I kept seeing the following kernel panic message when it self reboot:
[ 4425.175019] INFO: rcu_preempt self-detected stall on CPU
[ 4425.175220] 0-…: (2 GPs behind) idle=d9f/140000000000001/0 softirq=73877/73877 fqs=2187
[ 4425.175376] (t=5250 jiffies g=38235 c=38234 q=1964)
[ 4425.187000] INFO: rcu_sched detected stalls on CPUs/tasks:
[ 4425.187171] 0-…: (2 GPs behind) idle=d9f/140000000000001/0 softirq=73877/73877 fqs=2237
[ 4425.187321] (detected by 5, t=5253 jiffies, g=3011, c=3010, q=0)
[ 4451.906464] NMI watchdog: BUG: soft lockup - CPU#0 stuck for 23s! [ksoftirqd/0:3]
[ 4451.906821] Kernel panic - not syncing: softlockup: hung tasks
[ 4451.906927] CPU: 0 PID: 3 Comm: ksoftirqd/0 Tainted: G L 4.9.140-tegra #1
[ 4451.907055] Hardware name: Jetson-AGX (DT)
[ 4451.907127] Call trace:
[ 4451.907177] [] dump_backtrace+0x0/0x198
[ 4451.907266] [] show_stack+0x24/0x30
[ 4451.907351] [] dump_stack+0x98/0xc0
[ 4451.907437] [] panic+0x11c/0x298
[ 4451.907520] [] watchdog_unpark_threads+0x0/0x98
[ 4451.907621] [] __hrtimer_run_queues+0xd8/0x360
[ 4451.907716] [] hrtimer_interrupt+0xa8/0x1e0
[ 4451.907813] [] arch_timer_handler_phys+0x38/0x58
[ 4451.908038] [] handle_percpu_devid_irq+0x90/0x2b0
[ 4451.908534] [] generic_handle_irq+0x34/0x50
[ 4451.908959] [] __handle_domain_irq+0x68/0xc0
[ 4451.909419] [] gic_handle_irq+0x5c/0xb0
[ 4451.911318] [] el1_irq+0xe8/0x194
[ 4451.915964] [] ksize+0x0/0xf0
[ 4451.920513] [] __tcp_send_ack.part.7+0x44/0x140
[ 4451.926895] [] tcp_send_ack+0x34/0x40
[ 4451.931711] [] __tcp_ack_snd_check+0x54/0xb0
[ 4451.937574] [] tcp_rcv_established+0x284/0x7b8
[ 4451.943612] [] tcp_v4_do_rcv+0x108/0x248
[ 4451.949124] [] tcp_v4_rcv+0xaac/0xc00
[ 4451.954547] [] ip_local_deliver_finish+0x80/0x278
[ 4451.960845] [] ip_local_deliver+0x54/0xf0
[ 4451.966620] [] ip_rcv_finish+0x1d8/0x3a0
[ 4451.971958] [] ip_rcv+0x270/0x3a8
[ 4451.976688] [] __netif_receive_skb_core+0x3b8/0xad8
[ 4451.983073] [] __netif_receive_skb+0x28/0x78
[ 4451.988935] [] netif_receive_skb_internal+0x2c/0xb0
[ 4451.995582] [] napi_gro_receive+0x15c/0x188
[ 4452.001362] [] eqos_napi_poll_rx+0x358/0x430
[ 4452.007222] [] net_rx_action+0xf4/0x358
[ 4452.012734] [] __do_softirq+0x13c/0x3b0
[ 4452.018247] [] run_ksoftirqd+0x48/0x58
[ 4452.023761] [] smpboot_thread_fn+0x160/0x248
[ 4452.029795] [] kthread+0xec/0xf0
[ 4452.034350] [] ret_from_fork+0x10/0x30
[ 4452.040124] SMP: stopping secondary CPUs
[ 4452.043980] Kernel Offset: disabled
[ 4452.047643] Memory Limit: none
[ 4452.050707] trusty-log panic notifier - trusty version Built: 21:16:17 Jun 25 2020 [ 4452.066548] Rebooting in 5 seconds…
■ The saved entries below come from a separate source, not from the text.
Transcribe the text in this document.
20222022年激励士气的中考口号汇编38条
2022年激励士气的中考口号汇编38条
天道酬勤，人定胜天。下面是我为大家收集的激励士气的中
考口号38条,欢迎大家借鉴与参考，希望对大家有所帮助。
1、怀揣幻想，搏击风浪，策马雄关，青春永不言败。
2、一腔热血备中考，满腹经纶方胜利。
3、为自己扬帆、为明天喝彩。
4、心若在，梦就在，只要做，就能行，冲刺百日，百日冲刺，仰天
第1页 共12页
What causing this self reboot? How can I fix my AGX Xavier? or shall I return the unit for replacement? Please advise. Thanks.
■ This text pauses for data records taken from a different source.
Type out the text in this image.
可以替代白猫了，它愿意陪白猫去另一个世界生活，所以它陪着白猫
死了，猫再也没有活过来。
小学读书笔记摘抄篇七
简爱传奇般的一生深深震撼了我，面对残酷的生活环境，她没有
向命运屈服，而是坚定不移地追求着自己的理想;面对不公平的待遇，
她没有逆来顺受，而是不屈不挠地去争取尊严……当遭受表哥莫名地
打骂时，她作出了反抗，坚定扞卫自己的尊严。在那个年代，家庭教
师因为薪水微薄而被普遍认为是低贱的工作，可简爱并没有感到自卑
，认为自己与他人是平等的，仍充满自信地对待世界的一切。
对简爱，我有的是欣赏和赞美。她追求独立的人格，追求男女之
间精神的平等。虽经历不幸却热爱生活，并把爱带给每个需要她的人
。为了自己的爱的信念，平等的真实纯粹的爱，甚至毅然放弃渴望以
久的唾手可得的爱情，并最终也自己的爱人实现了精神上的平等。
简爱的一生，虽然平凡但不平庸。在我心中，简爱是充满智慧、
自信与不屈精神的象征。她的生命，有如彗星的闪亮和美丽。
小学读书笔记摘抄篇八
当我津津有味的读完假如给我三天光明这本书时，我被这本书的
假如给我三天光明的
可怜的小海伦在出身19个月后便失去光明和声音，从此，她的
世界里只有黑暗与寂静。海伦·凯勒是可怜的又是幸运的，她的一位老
within few minutes, it self reboot again, this time it preceeds with

[ 507.090244] nvgpu: 17000000.gv11b gk20a_fifo_handle_pbdma_intr_0:2722 [ERR] semaphore acquire timeout!
[ 507.090453] nvgpu: 17000000.gv11b nvgpu_set_error_notifier_locked:137 [ERR] error notifier set to 24 for ch 509

then soft lockup error:

[ 574.367546] NMI watchdog: BUG: soft lockup - CPU#0 stuck for 44s! [ksoftirqd/0:3]
[ 574.367866] Kernel panic - not syncing: softlockup: hung tasks

attached please find serial console log: self_reboot_watchdog_thresh_20.log (101.7 KB)

Please stop filing new topic.

Your already filed 4 topics for same issue. We can use that ethernet one to track.